White House officials speaking on background last week said that if Mexico did not take certain actions related to border security, asylum, and criminal groups preying on migrants, the U.S. would impose a 5% tariff on all Mexican goods, escalating to 25% if Mexico did not comply.
In a brief back-and-forth with reporters before exiting the White House by helicopter for his trip to Britain Sunday night (June 2), the President was asked about what it would take for Mexico to avoid the tariffs. This was his response per a White House transcript.
"They have to stop the illegal flow -- the flow of drugs; of immigrants, illegal immigrants -- people that have not gone through the process. We have people -- we want people to come into our country, but they have to come in legally. We have a list of people -- literally, millions of people -- applying for membership and citizenship to our great country.
"These people walk in; nobody knows who they are. They don't know the problems. We have a lot of crime that's able to walk in. Our Border Patrol has apprehended record numbers of people. They're doing an incredible job."
"We're starting, as you know, the process. We're getting them out. So they may think they get in because the laws are no good, but they're getting out. And for that, the laws are very good. So we're taking them out almost as fast as they come in. But it's a big, big job.
"And if the Democrats would wise up and give us the proper laws--the proper immigration laws--we could solve the problem in one day. But, in the meantime, Mexico can do it.
"And, by the way, beyond the immigration laws, Mexico should be doing it. What Mexico has been doing to this country for so many years--like 25 to 30 years--with the drugs and human trafficking and illegals all pouring through Mexico--no good--and caravans. No good."

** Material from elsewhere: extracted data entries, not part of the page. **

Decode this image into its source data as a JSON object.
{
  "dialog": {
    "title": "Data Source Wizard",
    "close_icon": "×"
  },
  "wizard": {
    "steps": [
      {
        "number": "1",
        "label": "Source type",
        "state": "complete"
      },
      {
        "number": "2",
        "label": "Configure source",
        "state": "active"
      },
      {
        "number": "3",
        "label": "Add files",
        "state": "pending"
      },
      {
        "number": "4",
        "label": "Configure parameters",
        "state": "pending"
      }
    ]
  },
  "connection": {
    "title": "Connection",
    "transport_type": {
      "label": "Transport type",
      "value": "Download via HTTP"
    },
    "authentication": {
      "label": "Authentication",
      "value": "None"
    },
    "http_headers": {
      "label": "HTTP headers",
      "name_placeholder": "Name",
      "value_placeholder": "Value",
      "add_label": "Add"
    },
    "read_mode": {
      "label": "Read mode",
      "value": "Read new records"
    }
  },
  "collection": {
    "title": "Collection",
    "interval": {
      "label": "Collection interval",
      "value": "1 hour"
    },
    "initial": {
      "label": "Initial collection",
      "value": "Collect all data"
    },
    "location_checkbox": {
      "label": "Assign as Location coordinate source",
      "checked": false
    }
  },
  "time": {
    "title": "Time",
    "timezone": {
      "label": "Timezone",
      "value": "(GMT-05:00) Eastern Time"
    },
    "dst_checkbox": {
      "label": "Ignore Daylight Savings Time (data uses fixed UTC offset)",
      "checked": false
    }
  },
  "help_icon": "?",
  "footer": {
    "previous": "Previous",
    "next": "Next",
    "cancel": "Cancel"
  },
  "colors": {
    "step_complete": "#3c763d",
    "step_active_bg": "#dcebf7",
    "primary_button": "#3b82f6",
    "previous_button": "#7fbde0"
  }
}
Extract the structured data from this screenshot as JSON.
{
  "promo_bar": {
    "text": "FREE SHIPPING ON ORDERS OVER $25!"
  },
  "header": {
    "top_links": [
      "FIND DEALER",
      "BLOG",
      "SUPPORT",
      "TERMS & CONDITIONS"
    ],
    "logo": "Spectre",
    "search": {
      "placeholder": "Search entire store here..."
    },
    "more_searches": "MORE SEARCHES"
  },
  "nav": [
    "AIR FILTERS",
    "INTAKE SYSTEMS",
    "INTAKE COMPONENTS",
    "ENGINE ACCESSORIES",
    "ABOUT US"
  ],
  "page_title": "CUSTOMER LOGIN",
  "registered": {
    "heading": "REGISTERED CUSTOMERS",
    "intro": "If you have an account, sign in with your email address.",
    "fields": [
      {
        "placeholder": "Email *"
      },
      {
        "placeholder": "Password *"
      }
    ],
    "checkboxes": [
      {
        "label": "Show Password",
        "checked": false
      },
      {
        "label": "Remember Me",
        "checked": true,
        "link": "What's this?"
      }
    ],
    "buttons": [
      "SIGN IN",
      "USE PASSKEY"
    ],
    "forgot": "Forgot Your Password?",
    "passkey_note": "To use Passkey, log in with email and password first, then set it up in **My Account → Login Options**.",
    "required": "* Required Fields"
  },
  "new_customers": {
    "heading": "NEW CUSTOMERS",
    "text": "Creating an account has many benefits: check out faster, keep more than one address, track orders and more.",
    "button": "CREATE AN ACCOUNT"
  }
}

What is "no good" as far as tech companies are concerned are tariffs that could cause reprisals by Mexico against the billions of U.S. imports. Mexico is the U.S.'s number one consumer tech export market to the tune of $41 billion in 2017, according to the Consumer Technology Association (CTA).
"If Mexico reciprocates with tariffs of its own, our country’s employers and workers will end up paying twice over for the administration’s misguided trade policies," CTA president Gary Shapiro said last week.